«Ça nous pogne au cœur»: il voit son avenir disparaître dans l’ombre des éoliennes
Le Journal de Montréal
SAINT-TITE, Québec | « Je ne cultive pas des éoliennes. Je cultive des terres agricoles », s’indigne un producteur choqué de voir l’éolienne du voisin limiter l’agrandissement de sa ferme.

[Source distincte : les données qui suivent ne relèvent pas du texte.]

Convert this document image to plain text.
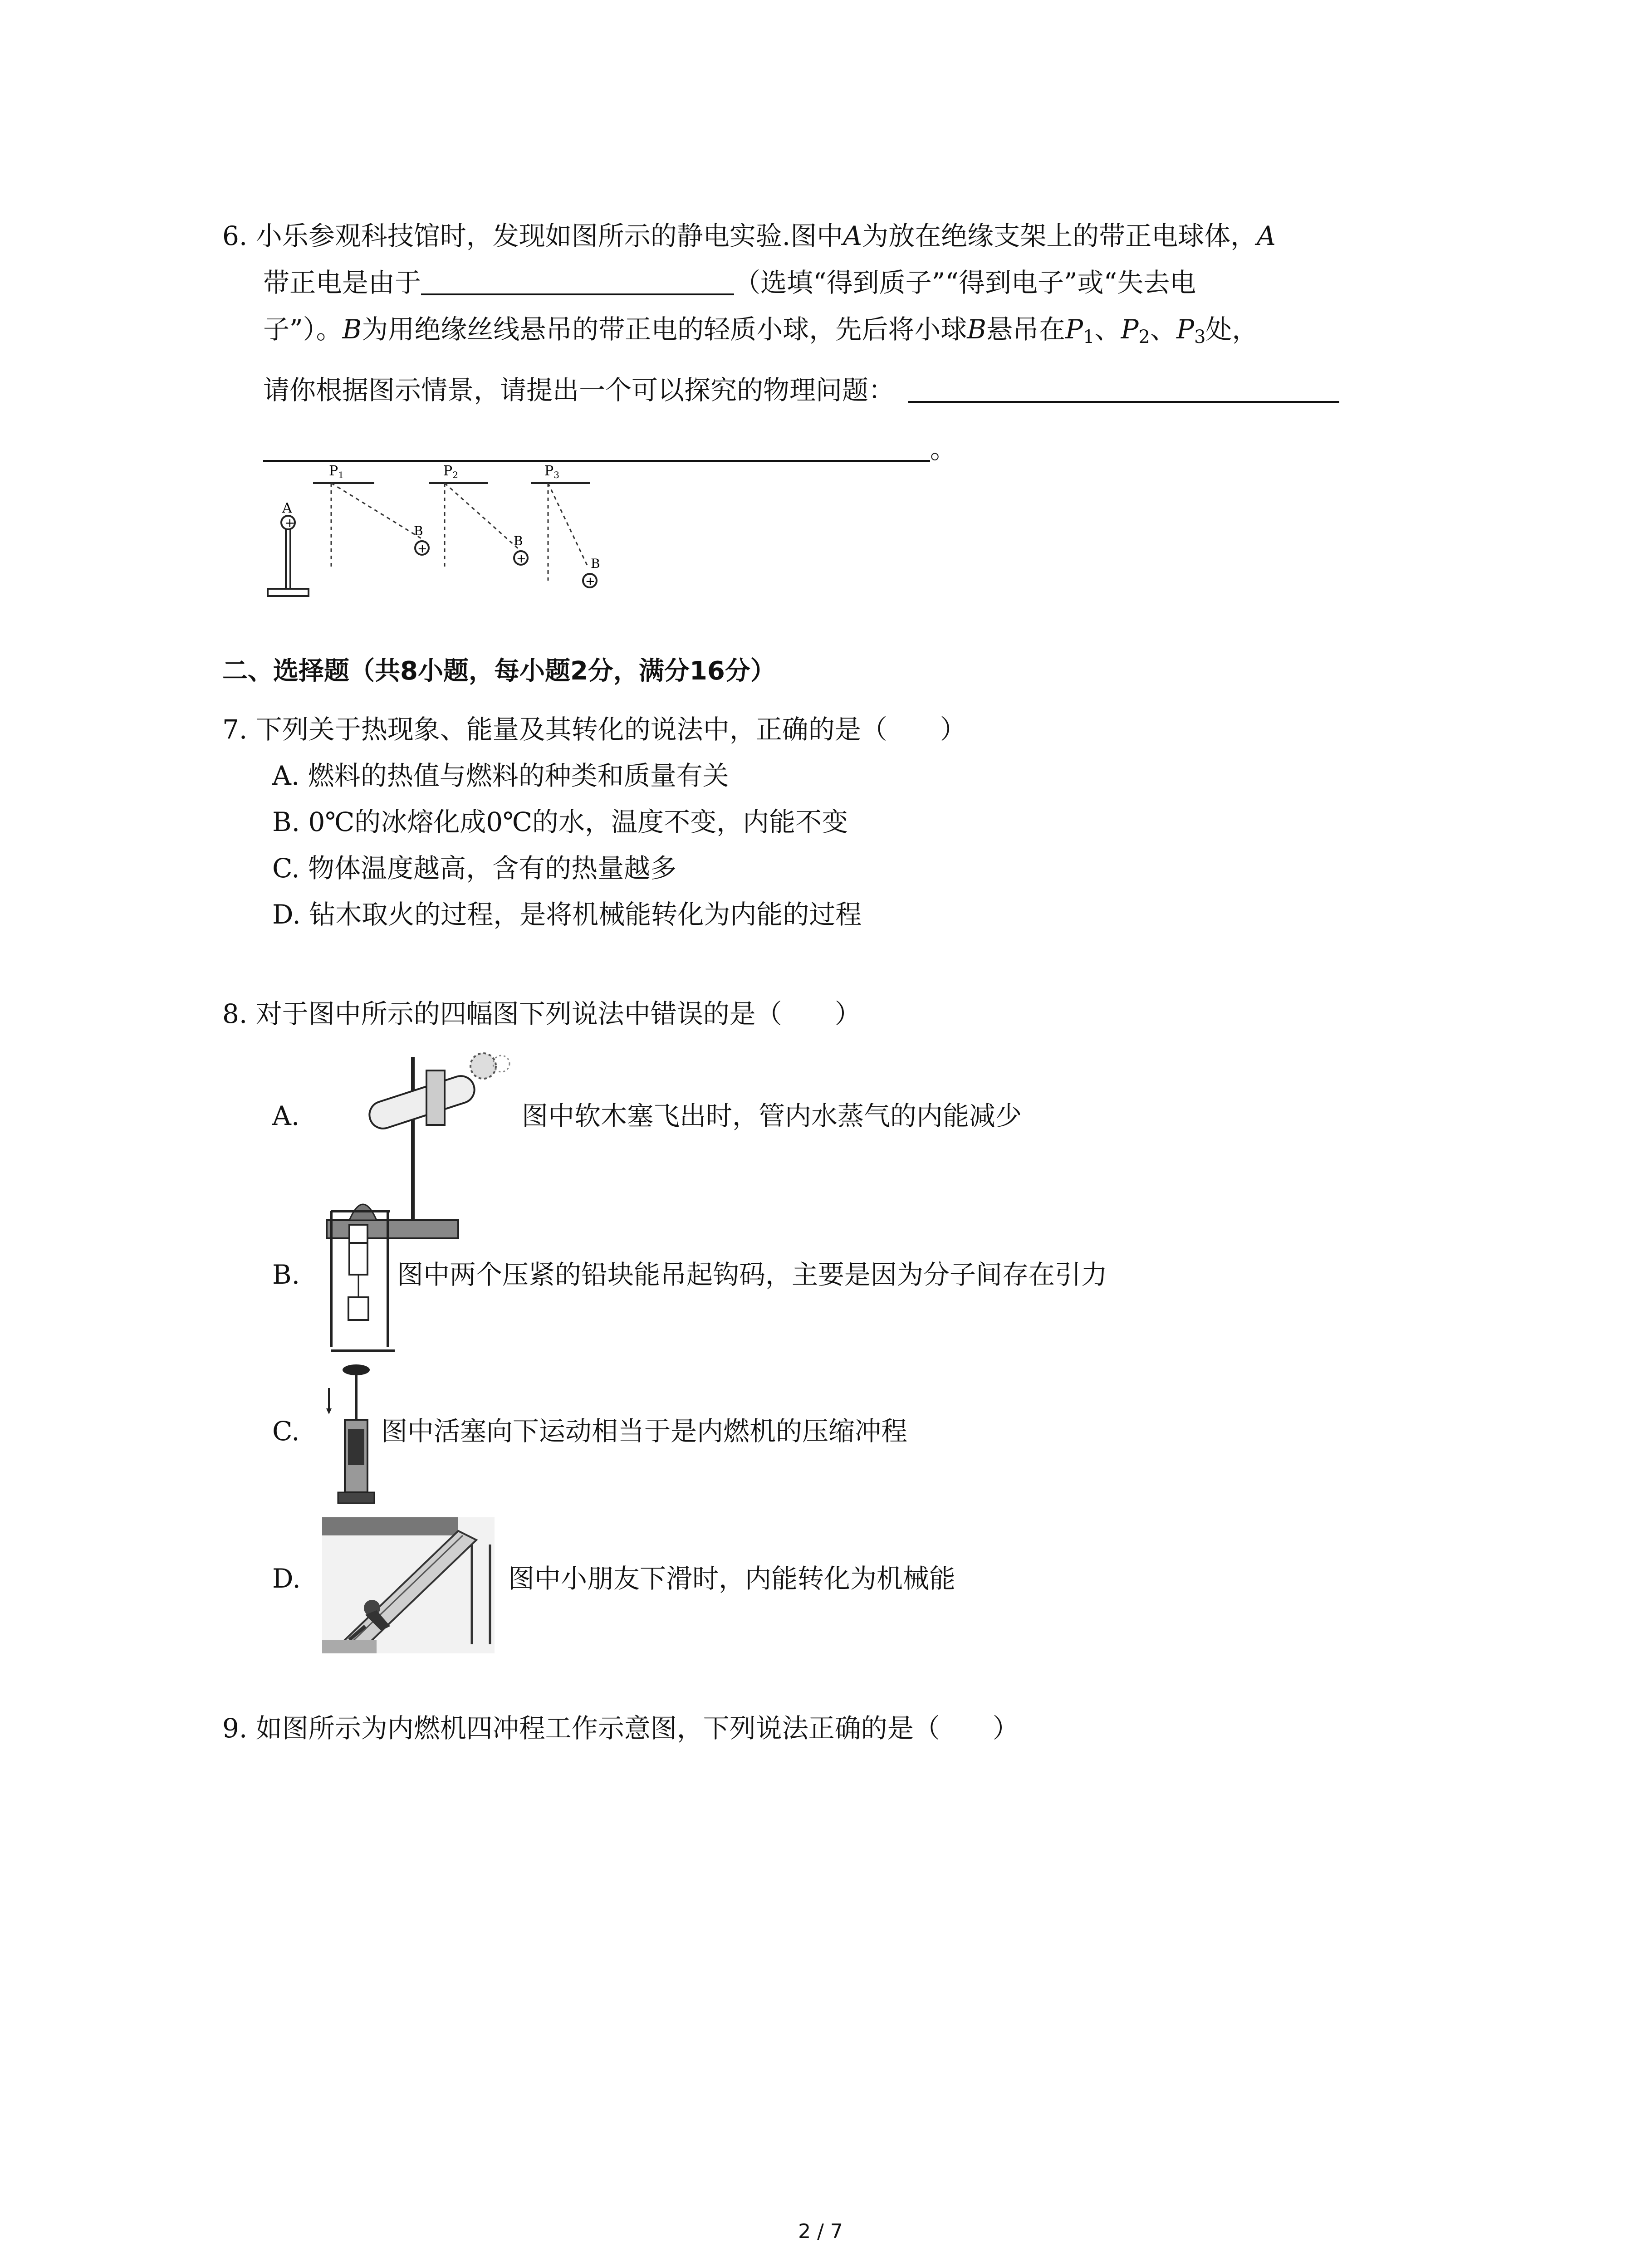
6. 小乐参观科技馆时，发现如图所示的静电实验.图中A为放在绝缘支架上的带正电球体，A
带正电是由于	（选填“得到质子”“得到电子”或“失去电
子”）。B为用绝缘丝线悬吊的带正电的轻质小球，先后将小球B悬吊在$P_1$、$P_2$、$P_3$处，
请你根据图示情景，请提出一个可以探究的物理问题：
。
+
A
$P_1$
+
B
$P_2$
+
B
$P_3$
+
B
二、选择题（共8小题，每小题2分，满分16分）
7. 下列关于热现象、能量及其转化的说法中，正确的是（　　）
A. 燃料的热值与燃料的种类和质量有关
B. 0℃的冰熔化成0℃的水，温度不变，内能不变
C. 物体温度越高，含有的热量越多
D. 钻木取火的过程，是将机械能转化为内能的过程
8. 对于图中所示的四幅图下列说法中错误的是（　　）
A.	图中软木塞飞出时，管内水蒸气的内能减少
B.	图中两个压紧的铅块能吊起钩码，主要是因为分子间存在引力
C.	图中活塞向下运动相当于是内燃机的压缩冲程
D.	图中小朋友下滑时，内能转化为机械能
9. 如图所示为内燃机四冲程工作示意图，下列说法正确的是（　　）
2 / 7
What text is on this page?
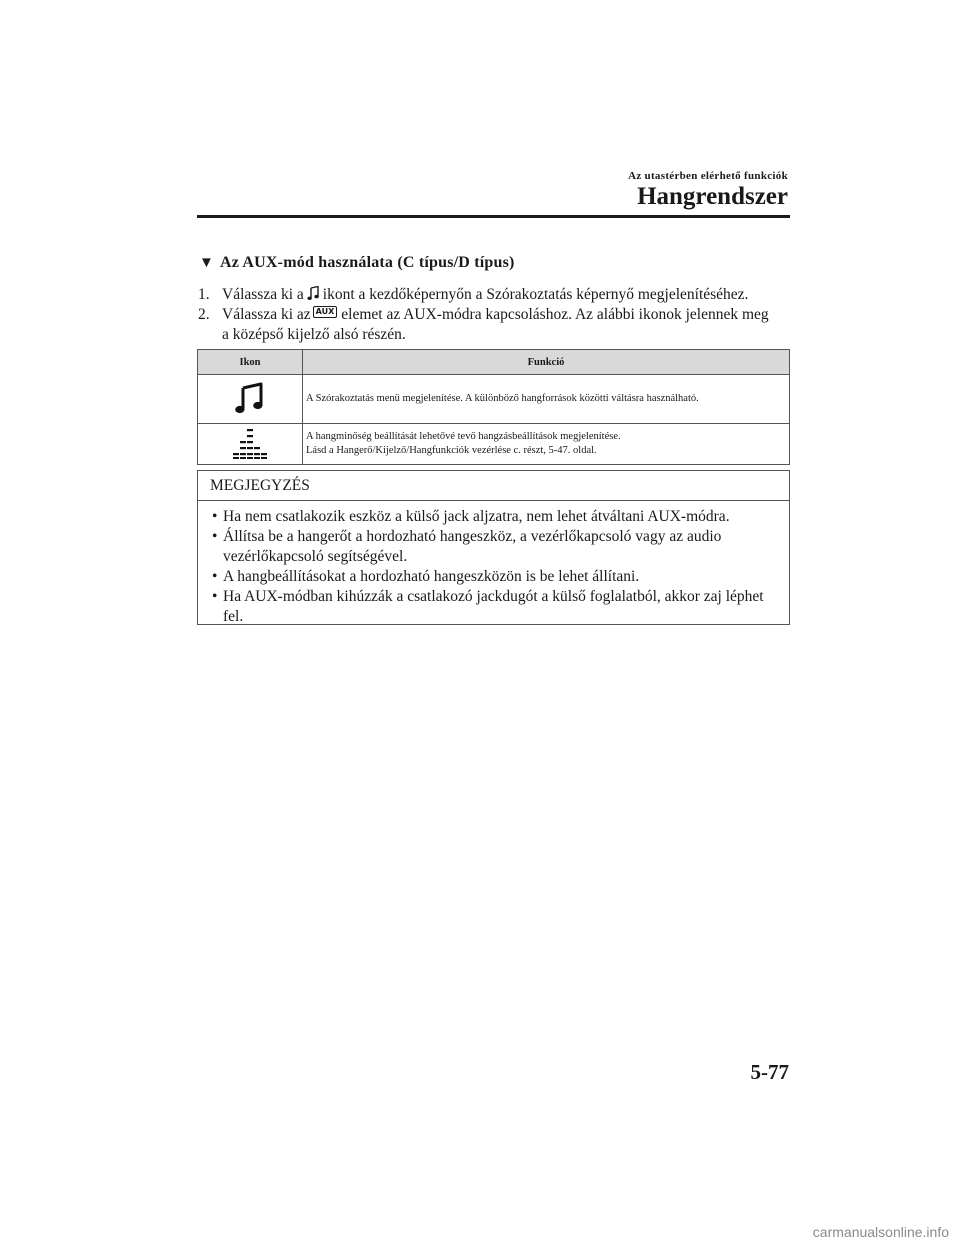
Az utastérben elérhető funkciók
Hangrendszer
▼ Az AUX-mód használata (C típus/D típus)
1. Válassza ki a ikont a kezdőképernyőn a Szórakoztatás képernyő megjelenítéséhez.
2. Válassza ki az AUX elemet az AUX-módra kapcsoláshoz. Az alábbi ikonok jelennek meg
a középső kijelző alsó részén.
Ikon	Funkció

A Szórakoztatás menü megjelenítése. A különböző hangforrások közötti váltásra használható.

A hangminőség beállítását lehetővé tevő hangzásbeállítások megjelenítése.
Lásd a Hangerő/Kijelző/Hangfunkciók vezérlése c. részt, 5-47. oldal.
MEGJEGYZÉS
• Ha nem csatlakozik eszköz a külső jack aljzatra, nem lehet átváltani AUX-módra.
• Állítsa be a hangerőt a hordozható hangeszköz, a vezérlőkapcsoló vagy az audio vezérlőkapcsoló segítségével.
• A hangbeállításokat a hordozható hangeszközön is be lehet állítani.
• Ha AUX-módban kihúzzák a csatlakozó jackdugót a külső foglalatból, akkor zaj léphet fel.
5-77
carmanualsonline.info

« Si je dois agrandir parce que j’ai deux ou trois enfants qui prennent la relève pour mettre une porcherie ou un poulailler, je ne peux plus aller proche de l’éolienne », soupire Alain Rodrigue, un producteur laitier de la MRC de Mékinac. Il refuse que l’éolienne du voisin empiète sur sa propriété avec un périmètre de protection qui gruge sa terre.
« Tu ne peux plus t’approcher de l’éolienne. C’est comme si tu te faisais exproprier chez vous », va-t-il jusqu’à dire.
Dans son étable de 180 bêtes, ses vaches meuglent autour de lui. L’homme en a déjà plein les pattes avec son entreprise. Il n’aime pas ce qu’il voit autour de lui.
« Ça nous pogne au cœur. C’est une fierté de faire de l’agriculture. On se lève chaque matin avec passion. Se faire exproprier chez nous dans ma cour pour mon développement, ça n’a aucun sens. Ça m’enrage », souffle-t-il.
Ces derniers jours, Le Journal est allé à la rencontre de plusieurs citoyens de la Mauricie pour prendre le pouls. Là-bas, ces éoliennes de colère sèment la zizanie.